During the excavations the have also found prehistoric evidence 10 000 years BC and of Iron Age. The first excavations in the area took place in 1929 after the site had been seen in aerial photographs due to a extremely dry summer.

Through the latest technology as different kinds of geo scanners and earth radars like magnetometer they have mapped the entire area of the Roman town which is inside probable defensive walls.

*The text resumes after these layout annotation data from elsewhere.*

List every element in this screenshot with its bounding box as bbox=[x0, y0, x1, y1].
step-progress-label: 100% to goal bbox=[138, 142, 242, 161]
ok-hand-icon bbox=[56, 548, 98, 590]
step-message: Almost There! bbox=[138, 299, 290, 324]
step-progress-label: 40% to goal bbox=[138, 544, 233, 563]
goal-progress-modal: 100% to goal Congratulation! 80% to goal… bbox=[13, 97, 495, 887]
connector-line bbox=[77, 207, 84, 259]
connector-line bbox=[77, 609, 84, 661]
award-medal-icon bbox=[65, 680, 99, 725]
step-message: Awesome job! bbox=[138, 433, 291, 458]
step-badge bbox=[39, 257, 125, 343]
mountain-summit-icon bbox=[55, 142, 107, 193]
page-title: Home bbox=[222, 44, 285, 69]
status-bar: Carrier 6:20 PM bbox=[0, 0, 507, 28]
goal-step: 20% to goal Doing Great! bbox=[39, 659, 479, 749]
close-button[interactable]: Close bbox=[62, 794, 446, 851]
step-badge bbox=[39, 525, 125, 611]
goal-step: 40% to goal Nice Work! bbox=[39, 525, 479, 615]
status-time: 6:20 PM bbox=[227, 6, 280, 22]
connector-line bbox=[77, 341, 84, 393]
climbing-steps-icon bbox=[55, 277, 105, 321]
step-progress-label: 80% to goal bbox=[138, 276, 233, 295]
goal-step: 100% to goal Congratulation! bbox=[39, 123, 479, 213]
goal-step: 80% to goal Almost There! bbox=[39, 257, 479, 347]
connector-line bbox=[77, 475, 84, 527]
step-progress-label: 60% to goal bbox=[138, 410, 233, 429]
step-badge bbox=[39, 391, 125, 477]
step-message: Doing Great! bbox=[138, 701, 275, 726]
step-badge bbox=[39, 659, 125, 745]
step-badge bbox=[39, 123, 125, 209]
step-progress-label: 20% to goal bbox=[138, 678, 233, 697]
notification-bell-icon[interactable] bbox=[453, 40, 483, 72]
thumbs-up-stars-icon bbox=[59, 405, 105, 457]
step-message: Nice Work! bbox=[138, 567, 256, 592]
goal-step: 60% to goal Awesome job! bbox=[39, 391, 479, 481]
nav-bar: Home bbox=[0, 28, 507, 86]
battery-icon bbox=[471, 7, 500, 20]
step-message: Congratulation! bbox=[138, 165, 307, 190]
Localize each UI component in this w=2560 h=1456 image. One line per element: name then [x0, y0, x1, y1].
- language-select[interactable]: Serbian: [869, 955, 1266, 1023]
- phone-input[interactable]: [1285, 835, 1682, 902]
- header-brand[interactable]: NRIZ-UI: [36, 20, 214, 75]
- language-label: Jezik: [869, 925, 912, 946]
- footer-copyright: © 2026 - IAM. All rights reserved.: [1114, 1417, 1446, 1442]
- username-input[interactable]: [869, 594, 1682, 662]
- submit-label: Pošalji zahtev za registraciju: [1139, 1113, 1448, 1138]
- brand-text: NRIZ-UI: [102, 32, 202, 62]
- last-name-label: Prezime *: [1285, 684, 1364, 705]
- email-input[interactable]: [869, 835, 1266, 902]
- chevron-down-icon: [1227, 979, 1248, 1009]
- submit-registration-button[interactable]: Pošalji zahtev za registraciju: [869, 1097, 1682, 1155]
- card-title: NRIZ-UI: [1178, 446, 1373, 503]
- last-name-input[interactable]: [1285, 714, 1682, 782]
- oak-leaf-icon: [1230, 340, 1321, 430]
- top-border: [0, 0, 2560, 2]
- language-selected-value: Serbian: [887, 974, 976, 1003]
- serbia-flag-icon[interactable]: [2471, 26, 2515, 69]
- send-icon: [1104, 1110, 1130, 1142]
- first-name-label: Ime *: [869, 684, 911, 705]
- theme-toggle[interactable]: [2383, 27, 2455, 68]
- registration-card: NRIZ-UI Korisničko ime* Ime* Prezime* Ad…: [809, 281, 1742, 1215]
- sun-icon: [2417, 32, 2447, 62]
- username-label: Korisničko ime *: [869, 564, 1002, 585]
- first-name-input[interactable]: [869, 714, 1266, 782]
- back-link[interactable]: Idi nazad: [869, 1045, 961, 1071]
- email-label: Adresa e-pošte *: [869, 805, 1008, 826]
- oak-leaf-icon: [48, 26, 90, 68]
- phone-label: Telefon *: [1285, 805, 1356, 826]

The results from the survey showed a clear plan of the town, confirming the street plan earlier shown by aerial photographs, the town’s water supply system detecting the iron collars connecting wooden water pipes, and the series of public buildings including the baths, temples and forum, known from earlier excavations connected to the Romans. Caistor is in the territory of the Iceni, the tribe of Boudica who started a rebellion against the Romans in 60-61 AD. It have been revealed very many circular features that most likely predates the Romans. It seems like there was a large settlement before the Romans got there. There has previously been found metalwork and coins from the late Iron Age but now the archaeologists is starting to get proof of structures as well.